BVA-Chef mahnt Krankenkassen zu verantwortungsvollerem Umgang mit Diagnosen

Der Präsident des Bundesversicherungsamts (BVA), Frank Plate, ermahnt die Krankenkassen in einem Brief zu einem verantwortungsvolleren Umgang mit Diagnosen im Rahmen des Risikostrukturausgleichs (RSA). Man dürfe das Vertrauen der Versicherten in das System nicht leichtfertig aufs Spiel setzen. Hier kommen die Details.
© dpa/picture alliance
Eine Allgemeinmedizinerin untersucht ihre Patientin.

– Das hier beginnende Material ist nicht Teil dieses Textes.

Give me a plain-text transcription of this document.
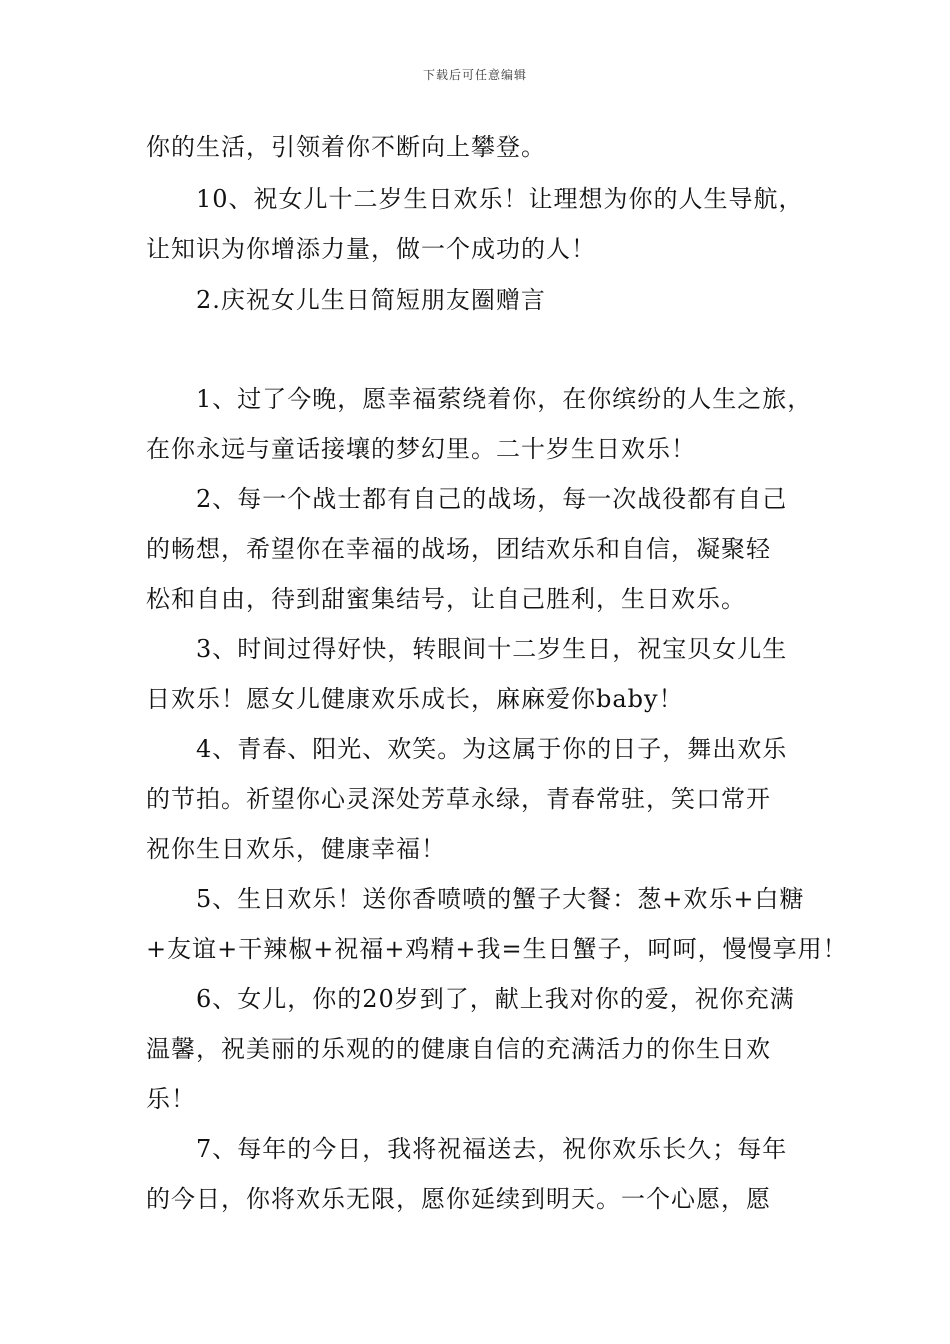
下载后可任意编辑
你的生活，引领着你不断向上攀登。
10、祝女儿十二岁生日欢乐！让理想为你的人生导航，
让知识为你增添力量，做一个成功的人！
2.庆祝女儿生日简短朋友圈赠言
1、过了今晚，愿幸福萦绕着你，在你缤纷的人生之旅，
在你永远与童话接壤的梦幻里。二十岁生日欢乐！
2、每一个战士都有自己的战场，每一次战役都有自己
的畅想，希望你在幸福的战场，团结欢乐和自信，凝聚轻
松和自由，待到甜蜜集结号，让自己胜利，生日欢乐。
3、时间过得好快，转眼间十二岁生日，祝宝贝女儿生
日欢乐！愿女儿健康欢乐成长，麻麻爱你baby！
4、青春、阳光、欢笑。为这属于你的日子，舞出欢乐
的节拍。祈望你心灵深处芳草永绿，青春常驻，笑口常开
祝你生日欢乐，健康幸福！
5、生日欢乐！送你香喷喷的蟹子大餐：葱+欢乐+白糖
+友谊+干辣椒+祝福+鸡精+我=生日蟹子，呵呵，慢慢享用！
6、女儿，你的20岁到了，献上我对你的爱，祝你充满
温馨，祝美丽的乐观的的健康自信的充满活力的你生日欢
乐！
7、每年的今日，我将祝福送去，祝你欢乐长久；每年
的今日，你将欢乐无限，愿你延续到明天。一个心愿，愿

Jede Krankenkasse habe die Verantwortung, die gesetzliche Krankenversicherung (GKV) bestmöglich zu repräsentieren, meint der Präsident des Bundesversicherungsamts (BVA), Frank Plate. „Ich erwarte von den Krankenkassen, dass sie sich dieser besonderen Verantwortung bewusst sind und der rechtskonformen Erhebung und Meldung der für den Risikostrukturausgleich (RSA) maßgeblichen Daten die größtmögliche Bedeutung beimessen.“ Das schreibt der BVA-Chef in einem Brief an die Krankenkassen.

Die Einnahmemaximierung auf Kosten anderer Krankenkassen dürfe nicht Triebfeder des Handels einer Krankenkasse sein. Das BVA werde die neuen Möglichkeiten des Heil- und Hilfsmittelversorgungsgesetzes zur Prüfung der Krankenkassen in diesem Bereich – auch vor Ort – konsequent nutzen, um „die Beeinflussung von Diagnosedaten im Zusammenhang mit dem RSA zu verhindern“, heißt es weiter in dem Brief.